A Spanish-form variant of Jairo, from Hebrew Jair, meaning “he shines” or “he enlightens.”
Jayro is a Spanish-influenced spelling of Jairo, itself the Spanish rendering of the Hebrew name יָאִיר (Yair), meaning "he who shines" or "he who enlightens." In the Hebrew Bible, Jair the Gileadite served as a judge of Israel for twenty-two years, and another Jair is listed among the sons of Manasseh, making the name one of quiet but genuine scriptural antiquity. The name's most dramatic New Testament moment belongs to Jairus, the synagogue official whose twelve-year-old daughter Jesus raises from the dead in the Gospels of Mark and Luke — a story so emotionally specific (the father's public desperation, the private resurrection, the instruction to give the child something to eat) that Jairus became one of the more memorable named figures in the entire New Testament narrative.

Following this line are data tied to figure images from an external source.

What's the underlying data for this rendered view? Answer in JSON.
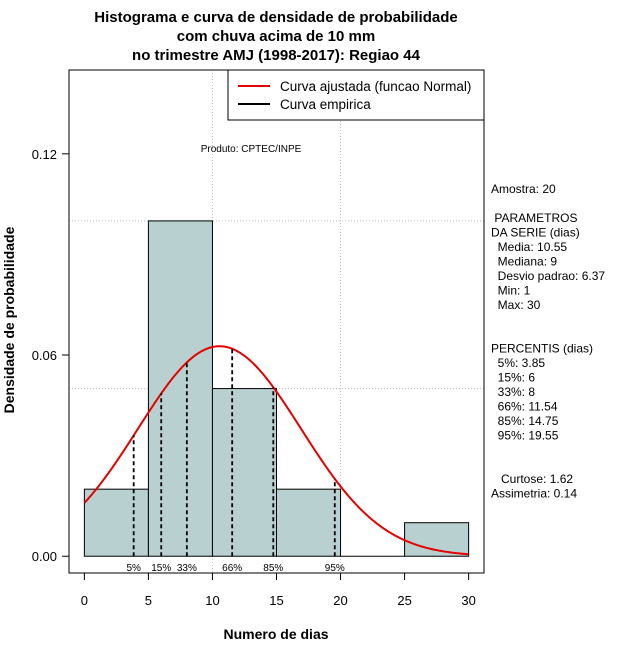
{
  "chart_data": {
    "type": "bar",
    "title_lines": [
      "Histograma e curva de densidade de probabilidade",
      "com chuva acima de 10 mm",
      "no trimestre AMJ (1998-2017): Regiao 44"
    ],
    "xlabel": "Numero de dias",
    "ylabel": "Densidade de probabilidade",
    "xlim": [
      -1.2,
      31.2
    ],
    "ylim": [
      -0.005,
      0.145
    ],
    "x_ticks": [
      0,
      5,
      10,
      15,
      20,
      25,
      30
    ],
    "x_tick_labels": [
      "0",
      "5",
      "10",
      "15",
      "20",
      "25",
      "30"
    ],
    "y_ticks": [
      0.0,
      0.06,
      0.12
    ],
    "y_tick_labels": [
      "0.00",
      "0.06",
      "0.12"
    ],
    "grid_x": [
      10,
      20
    ],
    "grid_y": [
      0.05,
      0.1
    ],
    "bins": [
      {
        "start": 0,
        "end": 5,
        "density": 0.02
      },
      {
        "start": 5,
        "end": 10,
        "density": 0.1
      },
      {
        "start": 10,
        "end": 15,
        "density": 0.05
      },
      {
        "start": 15,
        "end": 20,
        "density": 0.02
      },
      {
        "start": 20,
        "end": 25,
        "density": 0.0
      },
      {
        "start": 25,
        "end": 30,
        "density": 0.01
      }
    ],
    "normal_fit": {
      "mean": 10.55,
      "sd": 6.37,
      "x_range": [
        0,
        30
      ]
    },
    "percentiles": [
      {
        "label": "5%",
        "value": 3.85
      },
      {
        "label": "15%",
        "value": 6
      },
      {
        "label": "33%",
        "value": 8
      },
      {
        "label": "66%",
        "value": 11.54
      },
      {
        "label": "85%",
        "value": 14.75
      },
      {
        "label": "95%",
        "value": 19.55
      }
    ],
    "credit": "Produto: CPTEC/INPE",
    "legend": [
      {
        "label": "Curva ajustada (funcao Normal)",
        "color": "#e60000"
      },
      {
        "label": "Curva empirica",
        "color": "#000000"
      }
    ],
    "legend_position": "top-right",
    "bar_fill": "#b8d0d0",
    "curve_color": "#e60000"
  },
  "side_panel": {
    "lines": [
      "Amostra: 20",
      "",
      " PARAMETROS",
      "DA SERIE (dias)",
      "  Media: 10.55",
      "  Mediana: 9",
      "  Desvio padrao: 6.37",
      "  Min: 1",
      "  Max: 30",
      "",
      "",
      "PERCENTIS (dias)",
      "  5%: 3.85",
      "  15%: 6",
      "  33%: 8",
      "  66%: 11.54",
      "  85%: 14.75",
      "  95%: 19.55",
      "",
      "",
      "   Curtose: 1.62",
      "Assimetria: 0.14"
    ]
  }
}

As the name traveled through the Iberian Peninsula and into Latin America via the Spanish colonial tradition, it took on the warm, open vowel sounds characteristic of Spanish phonetics. In Brazil it became Jairo, carried memorably by the beloved Brazilian singer Jairo Barbosa, known professionally simply as Jairo, whose romantic balladry made the name feel soulful and musical throughout the mid-twentieth century. Across Colombia, Venezuela, Mexico, and Central America, Jairo remained in steady use throughout the twentieth century — familiar but never overcrowded.
The spelling Jayro, using the English-influenced J-a-y opening, appeared primarily in communities navigating between Spanish and English naming conventions, preserving the sound while reshaping the orthography toward a bilingual eye. It lands pleasingly in both languages — a name of ancient light wearing a modern coat.